Akron Pays Office $30,000 In Retaliation Suit Challenging Transfer Following His Writing Article Critical Of Department

AKRON, OH – A $30,000 settlement has been reached in the court case of a longtime Akron police officer who was transferred after he criticized the department in a union newsletter.

Officer Kevin Davis worked in the department’s training bureau for 15 years until August, a month after he wrote the article for the newsletter. The 26-year veteran was transferred to the patrol division.

As part of the settlement, Davis was transferred back to the training bureau, and Police Chief James Nice was ordered to pen an apology to Davis.
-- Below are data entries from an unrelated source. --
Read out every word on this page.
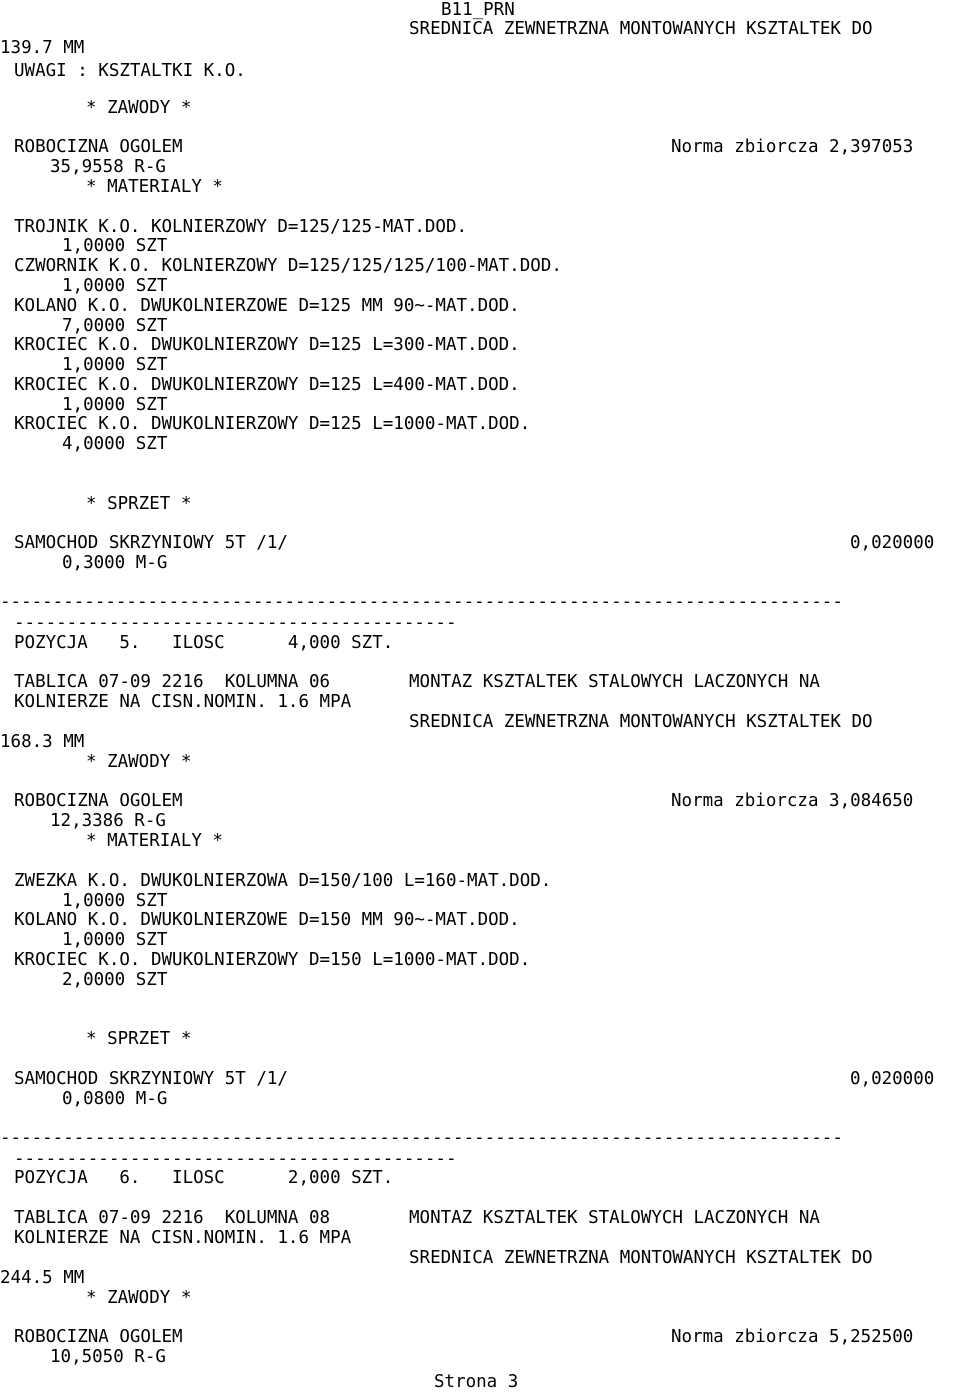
B11_PRN
SREDNICA ZEWNETRZNA MONTOWANYCH KSZTALTEK DO
139.7 MM
UWAGI : KSZTALTKI K.O.
* ZAWODY *
ROBOCIZNA OGOLEM	Norma zbiorcza 2,397053
35,9558 R-G
* MATERIALY *
TROJNIK K.O. KOLNIERZOWY D=125/125-MAT.DOD.
1,0000 SZT
CZWORNIK K.O. KOLNIERZOWY D=125/125/125/100-MAT.DOD.
1,0000 SZT
KOLANO K.O. DWUKOLNIERZOWE D=125 MM 90~-MAT.DOD.
7,0000 SZT
KROCIEC K.O. DWUKOLNIERZOWY D=125 L=300-MAT.DOD.
1,0000 SZT
KROCIEC K.O. DWUKOLNIERZOWY D=125 L=400-MAT.DOD.
1,0000 SZT
KROCIEC K.O. DWUKOLNIERZOWY D=125 L=1000-MAT.DOD.
4,0000 SZT
* SPRZET *
SAMOCHOD SKRZYNIOWY 5T /1/	0,020000
0,3000 M-G
--------------------------------------------------------------------------------
------------------------------------------
POZYCJA   5.   ILOSC      4,000 SZT.
TABLICA 07-09 2216  KOLUMNA 06	MONTAZ KSZTALTEK STALOWYCH LACZONYCH NA
KOLNIERZE NA CISN.NOMIN. 1.6 MPA
SREDNICA ZEWNETRZNA MONTOWANYCH KSZTALTEK DO
168.3 MM
* ZAWODY *
ROBOCIZNA OGOLEM	Norma zbiorcza 3,084650
12,3386 R-G
* MATERIALY *
ZWEZKA K.O. DWUKOLNIERZOWA D=150/100 L=160-MAT.DOD.
1,0000 SZT
KOLANO K.O. DWUKOLNIERZOWE D=150 MM 90~-MAT.DOD.
1,0000 SZT
KROCIEC K.O. DWUKOLNIERZOWY D=150 L=1000-MAT.DOD.
2,0000 SZT
* SPRZET *
SAMOCHOD SKRZYNIOWY 5T /1/	0,020000
0,0800 M-G
--------------------------------------------------------------------------------
------------------------------------------
POZYCJA   6.   ILOSC      2,000 SZT.
TABLICA 07-09 2216  KOLUMNA 08	MONTAZ KSZTALTEK STALOWYCH LACZONYCH NA
KOLNIERZE NA CISN.NOMIN. 1.6 MPA
SREDNICA ZEWNETRZNA MONTOWANYCH KSZTALTEK DO
244.5 MM
* ZAWODY *
ROBOCIZNA OGOLEM	Norma zbiorcza 5,252500
10,5050 R-G
Strona 3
Davis said the article he wrote discussed the closing of Akron’s police academy eight years ago. He claimed closing the academy meant officers were getting inadequate training before joining the force, which led to more improper use of force.

He said his transfer was retaliation for the article.

“It’s not considered a demotion because I held the same rank,” Davis said. “But I felt like it was clearly a punishment.”

Frank Williams, president of the Akron police union, said Davis’ article wasn’t the first one with which the chief took issue. He said the chief on several occasions threatened to take action against either former union president Paul Hlynsky or other officers who wrote them.

Williams said the money from the settlement — which was reached in December — will help pay for attorney fees, but Davis and the union were more excited about the apology and Davis’ return to his former post.

“Hopefully, this kind of thing won’t happen anymore,” Williams said.

In the lawsuit, Davis and the union accused the chief of violating the officer’s First Amendment right to free speech. Criticism is a protected form of free speech, according to case law.

But the chief, in an interview Thursday, said his concern was never about criticism — it was about accuracy.

“They have a right to talk to their members, but when it’s blatant lies in the union newsletter, they go home and feel angry about it,” he said, “which makes me feel angry about it.”

He declined to specify what falsehoods were published in the newsletter.

Nice said the settlement was reached because it would have been more expensive to fight the lawsuit. The apology Nice issued was a requirement of the settlement, he said.

“I said exactly what they wanted me to say,” Nice said. “I wrote that I regretted transferring him and that his performance evaluations in recent years were exemplary.”

Davis said he would have preferred for Nice to have talked directly to him instead of transferring him.

“He never reached out to me or to Paul Hlynsky or to the editor, to my knowledge, with these concerns,” he said. “Would it not have been better and more professional to talk to me about it before punishing me?”